Achsenschweiß

Ja, richtig gelesen! N statt L. Heute geht es nicht um ein neues Superdeo, nach dessen Benutzung sich einem halbnackte Schönheiten wollüstig vor die Füße werfen. Vielmehr gibt’s News aus dem Bereich Fahrwerk. Doch der Reihe nach…

Zunächst einmal habe ich am gestrigen Sonntag nach einem finalen Anstrich der Hebelstoßdämpfer einen Teil des Lenkgetriebes komplettiert. Das lackierte Gehäuse wurde mit der Zahnstange und neuen Spurstangen bestückt, überall ordentlich mit Lagerfett versehen und dann mit Manschettengummis verschlossen. Spannend war, dass die Qualität der Spurstangen so mittelklassig war, dass ein komplettes Gewinde nachgeschnitten werden musste. Ich hoffe nicht, dass mich sowas bei allen englischen Ersatzteilen erwartet!

Das ganze sieht nun aber schon wieder fast komplett aus. Es fehlen allerdings noch einige Kleinigkeiten wie die Buchse zum Lagern der Lenkwelle oder neue Dichtungen für die Deckel im Gehäuse. In diesem Zusammenhang muss ich es nochmal wiederholen: Solch kleine Schritte und Teilerfolge bereiten großen Spaß, gerade in Anbetracht eines derart umfangreichen und teilweise unübersichtlichen Projekts. Genau diese Momente sind dann der Lohn für viel Drecksarbeit am Auto und langen Recherche-Stunden vor dem Rechner. Jeder Oldie-Fan sollte allein deshalb den Weg einer eigenen Restauration wagen.

Aus Mangel an geeignetem Arbeitsgerät fuhr ich danach in meine Exilwerkstatt, die unter anderem mit einer großen Presse aufwartet und sich damit zum Einbuchsen einer Hinterachse qualifiziert. Das Differential habe ich zunächst außerhalb des Gehäuses mit Lagerschalen und Zahnrädern vervollständigt. In der Achse herrscht ja akuter Platzmangel. Die Crux dabei ist, dass man die kleinen Ausgleichszahnräder genau platzieren muss, um sie passend in den Käfig des Differentials zu drehen. Nach einigen Versuchen glückte aber auch das. Damit konnte der Käfig in seine zwei Lager gelegt und die Antriebswellen eingelegt werden.

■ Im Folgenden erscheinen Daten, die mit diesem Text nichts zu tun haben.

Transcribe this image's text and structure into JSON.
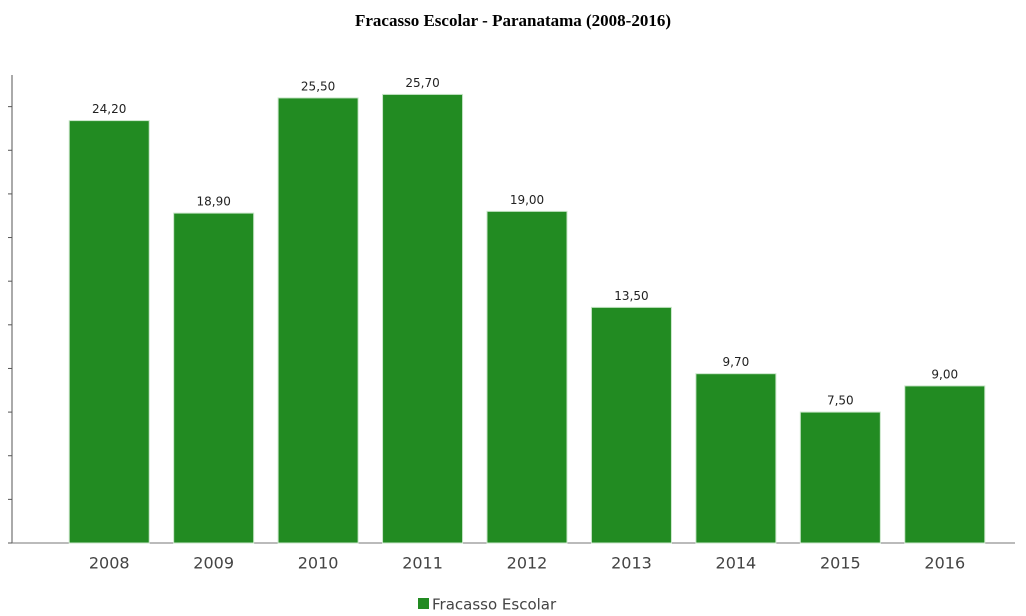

Nun wurde es allerdings anstrengend. Die Hinterachse per se ist ja nicht gerade ein Leichtgewicht und mit zunehmendem Anteil an Innereien wird das Ganze auch nicht wirklich besser. Wenn man den gesamten Brocken dann zum Einbau der Eingangswelle mehrmals auf und von der Presse heben muss und die Radlager der Antriebswellen per Hand mit dem Hammer einschlägt, kommt man selbst auf gute Betriebstemperatur. Der Titel dieses Beitrags sollte sich dem geneigten Leser also spätestens jetzt erschließen…

Dankbar war ich für die vielen vor Ort zur Verfügung stehenden Werkzeuge, um den unterschiedlichen technischen Gegebenheiten gerecht zu werden. Ohne solche Hilfsmittel wäre man als Do-It-Yourself-Freund echt aufgeschmissen. Ein Hoch auf Profi-Werkzeug!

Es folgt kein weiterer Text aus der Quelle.